TAMBORES DA TERRA VERMELHA
(por Adail Vilela)
Antônio Francisco de Jesus (Saracura) lança mais um livro, atendendo ao apelo de seu coração, de suas origens: “Há agora tambores ruflando longe, em volta (chega incomoda o presente) convocando os filhos que finalmente aprenderam a cantar e a relatar. A epopeia desse povo guerreiro não pode ser esquecida. E ainda é tempo!”
O autor dos excelentes OS TABARÉUS DO SÍTIO SARACURA, MENINOS QUE NÃO QUERIAM SER PADRES e MINHA QUERIDA ARACAJU AFLITA, lança agora um novo título, dividido em três partes: Adeus, velho rincão; Jeitos de viver e de morrer; e O inusitado e o sobrenatural. Porém, antes de falar da obra, considerei muito simbólica a presença do Cônego Carvalho no lançamento de TAMBORES DA TERRA VERMELHA. Quem leu MENINOS QUE NÃO QUERIAM SER PADRES entende (ou entenderá, se bateu a curiosidade de ler)...
O glossário é um item de primeira necessidade para os desacostumados com o rico linguajar típico do interior sergipano, mas não dá conta... ou sabe o leitor o que é decretado (p. 14), requevém (p. 16), macacoa (p. 18), breguessos (p. 20), cutim (p. 21), facho (p. 25), frechal (p. 27), testo (p. 27), cantareira (p. 27), moguento (p. 47), bigu (p. 57), encangotar (p. 97), croá (p. 133), rascou (p. 143), galinha maninha (p. 195), godoro (p. 226)?
Saracura, referindo-se ao sítio da infância, afirma que “não existe nada melhor do que o que se produz naquele sítio abençoado, haja vista nós.” Modéstia a parte... Vejam que conto curioso: um primo estaria ficando broco, sua esposa (irmã do autor) advertira. O primo retruca: “Sua irmã é quem está broca. Você sabia que o primeiro sintoma do broco é espalhar que outra pessoa (esposo, amigos) está ficando?” E o escritor se questiona: “E agora? Pelas minhas contas, ambos (ele e a esposa) estavam espalhando... Até eu estou também aqui.” E eu...

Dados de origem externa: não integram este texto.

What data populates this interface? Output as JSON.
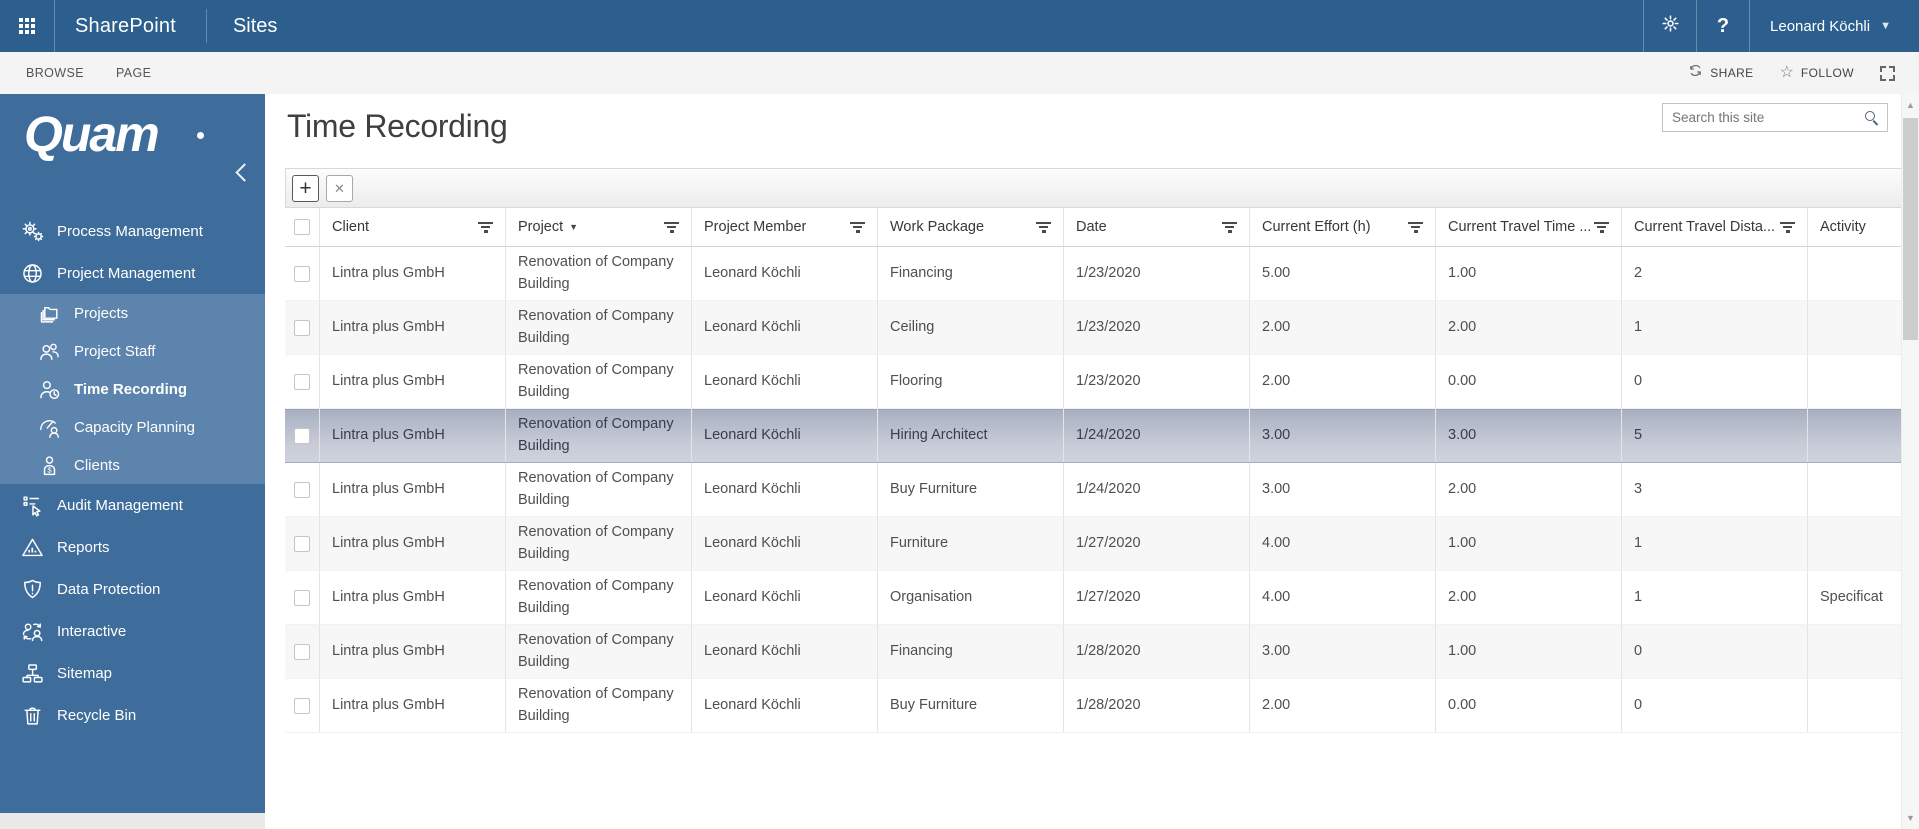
{
  "suite_bar": {
    "app_name": "SharePoint",
    "nav_item": "Sites",
    "user_name": "Leonard Köchli"
  },
  "ribbon": {
    "tabs": [
      {
        "label": "BROWSE"
      },
      {
        "label": "PAGE"
      }
    ],
    "share_label": "SHARE",
    "follow_label": "FOLLOW"
  },
  "sidebar": {
    "logo_text": "Quam",
    "items": [
      {
        "label": "Process Management",
        "icon": "gears-icon",
        "level": 1
      },
      {
        "label": "Project Management",
        "icon": "globe-icon",
        "level": 1
      },
      {
        "label": "Projects",
        "icon": "folders-icon",
        "level": 2
      },
      {
        "label": "Project Staff",
        "icon": "people-icon",
        "level": 2
      },
      {
        "label": "Time Recording",
        "icon": "person-clock-icon",
        "level": 2,
        "active": true
      },
      {
        "label": "Capacity Planning",
        "icon": "gauge-person-icon",
        "level": 2
      },
      {
        "label": "Clients",
        "icon": "client-dollar-icon",
        "level": 2
      },
      {
        "label": "Audit Management",
        "icon": "audit-checklist-icon",
        "level": 1
      },
      {
        "label": "Reports",
        "icon": "report-triangle-icon",
        "level": 1
      },
      {
        "label": "Data Protection",
        "icon": "shield-exclamation-icon",
        "level": 1
      },
      {
        "label": "Interactive",
        "icon": "people-sync-icon",
        "level": 1
      },
      {
        "label": "Sitemap",
        "icon": "sitemap-icon",
        "level": 1
      },
      {
        "label": "Recycle Bin",
        "icon": "trash-icon",
        "level": 1
      }
    ]
  },
  "page": {
    "title": "Time Recording",
    "search_placeholder": "Search this site"
  },
  "toolbar": {
    "add_label": "+",
    "clear_label": "✕"
  },
  "table": {
    "selected_row_index": 3,
    "columns": [
      {
        "label": "",
        "type": "checkbox"
      },
      {
        "label": "Client",
        "filter": true
      },
      {
        "label": "Project",
        "filter": true,
        "sorted": "desc"
      },
      {
        "label": "Project Member",
        "filter": true
      },
      {
        "label": "Work Package",
        "filter": true
      },
      {
        "label": "Date",
        "filter": true
      },
      {
        "label": "Current Effort (h)",
        "filter": true
      },
      {
        "label": "Current Travel Time ...",
        "filter": true
      },
      {
        "label": "Current Travel Dista...",
        "filter": true
      },
      {
        "label": "Activity",
        "filter": false
      }
    ],
    "rows": [
      {
        "client": "Lintra plus GmbH",
        "project": "Renovation of Company Building",
        "member": "Leonard Köchli",
        "work_package": "Financing",
        "date": "1/23/2020",
        "effort": "5.00",
        "travel_time": "1.00",
        "travel_distance": "2",
        "activity": ""
      },
      {
        "client": "Lintra plus GmbH",
        "project": "Renovation of Company Building",
        "member": "Leonard Köchli",
        "work_package": "Ceiling",
        "date": "1/23/2020",
        "effort": "2.00",
        "travel_time": "2.00",
        "travel_distance": "1",
        "activity": ""
      },
      {
        "client": "Lintra plus GmbH",
        "project": "Renovation of Company Building",
        "member": "Leonard Köchli",
        "work_package": "Flooring",
        "date": "1/23/2020",
        "effort": "2.00",
        "travel_time": "0.00",
        "travel_distance": "0",
        "activity": ""
      },
      {
        "client": "Lintra plus GmbH",
        "project": "Renovation of Company Building",
        "member": "Leonard Köchli",
        "work_package": "Hiring Architect",
        "date": "1/24/2020",
        "effort": "3.00",
        "travel_time": "3.00",
        "travel_distance": "5",
        "activity": ""
      },
      {
        "client": "Lintra plus GmbH",
        "project": "Renovation of Company Building",
        "member": "Leonard Köchli",
        "work_package": "Buy Furniture",
        "date": "1/24/2020",
        "effort": "3.00",
        "travel_time": "2.00",
        "travel_distance": "3",
        "activity": ""
      },
      {
        "client": "Lintra plus GmbH",
        "project": "Renovation of Company Building",
        "member": "Leonard Köchli",
        "work_package": "Furniture",
        "date": "1/27/2020",
        "effort": "4.00",
        "travel_time": "1.00",
        "travel_distance": "1",
        "activity": ""
      },
      {
        "client": "Lintra plus GmbH",
        "project": "Renovation of Company Building",
        "member": "Leonard Köchli",
        "work_package": "Organisation",
        "date": "1/27/2020",
        "effort": "4.00",
        "travel_time": "2.00",
        "travel_distance": "1",
        "activity": "Specificat"
      },
      {
        "client": "Lintra plus GmbH",
        "project": "Renovation of Company Building",
        "member": "Leonard Köchli",
        "work_package": "Financing",
        "date": "1/28/2020",
        "effort": "3.00",
        "travel_time": "1.00",
        "travel_distance": "0",
        "activity": ""
      },
      {
        "client": "Lintra plus GmbH",
        "project": "Renovation of Company Building",
        "member": "Leonard Köchli",
        "work_package": "Buy Furniture",
        "date": "1/28/2020",
        "effort": "2.00",
        "travel_time": "0.00",
        "travel_distance": "0",
        "activity": ""
      }
    ]
  },
  "colors": {
    "suite_bar_bg": "#2d5f8e",
    "sidebar_bg": "#3e6d9c",
    "selected_row_top": "#a7afc0",
    "selected_row_bottom": "#ced2dc"
  }
}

Adiante temos o que, acredito, seja o primeiro registro literário de uma das mais típicas interjeições sergipanas: “Ah! Pois”. E o impagável duelo de espertezas de Fim de turno? Saracura tem um jeito peculiar, original, de pontuar, que torna muito vivo o texto, isto é, transmite o frescor de um bate-papo íntimo. Exemplificando: “Contei-lhe um pouco de mim, incluindo algumas esquisitices bisonhas, clareando seu céu, quem sabe, duvidoso. Achei!”
A parte III é toda muitíssimo interessante, um registro parte folclórico, parte mítico, de grande riqueza cultural. O Papa peito, por exemplo, é um conto de estranho magnetismo, que você lê boquiaberto e finaliza com um arrepio. O último conto do livro, Distintos povoados, está inserido na terceira parte (O inusitado e o sobrenatural) por artes do escritor, isto é, não se enquadra, tematicamente, nem por sobrenatural nem por inusitado, mas por talento... Mistura localidades, política, parentesco, futebol, futuro e sonhos. De fato, são muitos tambores da terra vermelha, mas acabou... “ora, já se viu!”